Nous avons atteint la maison de l’Homme au djaouak. Sœur Cécile dit très vite, avec une attitude déjà différente et en s’éloignant de moi :
— Une ancienne élève de nos sœurs s’occupait de procurer des situations honorables aux religieuses laïcisées. Elle m’en offrit une ici. Il s’agissait de l’éducation de deux enfants dans une famille d’officier. J’acceptai… L’officier a changé de garnison… Il voulait m’emmener… — Elle sourit, d’un sourire énigmatique et délicieux. — J’ai refusé, car ce n’était pas une maison suffisamment chrétienne. Alors, dans la rue, j’ai rencontré Kralouk et Louinissa.
— Vous vous êtes reconnus ?
— Le musicien et moi, oui. — « C’est toi qui m’as guéri ! s’est-il écrié. C’est toi, Mâadith du village d’Ighli. » — Louinissa a écarté son voile et m’a saisie dans ses bras : — « O fille du fils de mon oncle, c’est toi que Ouali perdit, c’est toi que les chrétiens ont prise et que nul n’a réclamée ; la maison de mon seigneur est à toi. » — C’était le refuge matériel ; je me suis restituée en partie à ma famille musulmane. Il se peut que je l’amène à la connaissance du vrai Dieu.
De ce long récit, tout est vraisemblable et cependant… Qui me dira quelles sont les parts du mensonge et de la vérité dans les paroles de sœur Cécile ? Je sonde ses admirables yeux posés sur moi comme pour deviner mon impression. Je vois uniquement leur beauté, rien au delà.

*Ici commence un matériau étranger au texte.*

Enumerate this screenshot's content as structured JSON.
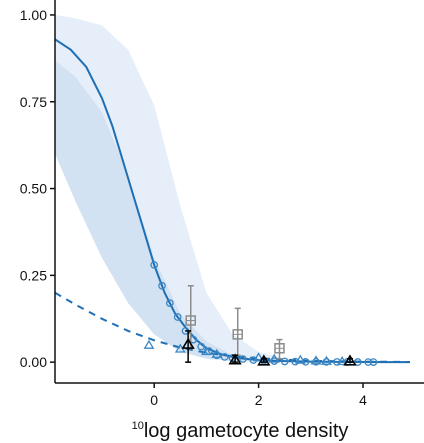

— Tu reviendras, un jour d’entre les jours, s’il plaît à Dieu, me dit affectueusement Louinissa. Tu reviendras et la maison sera heureuse.
Sœur Cécile guette ma réponse. Peut-être son orgueil inquiet l’appréhende-t-il un peu. Et je la laisse, doucement souriante et rassurée, parce que j’ai promis de revenir.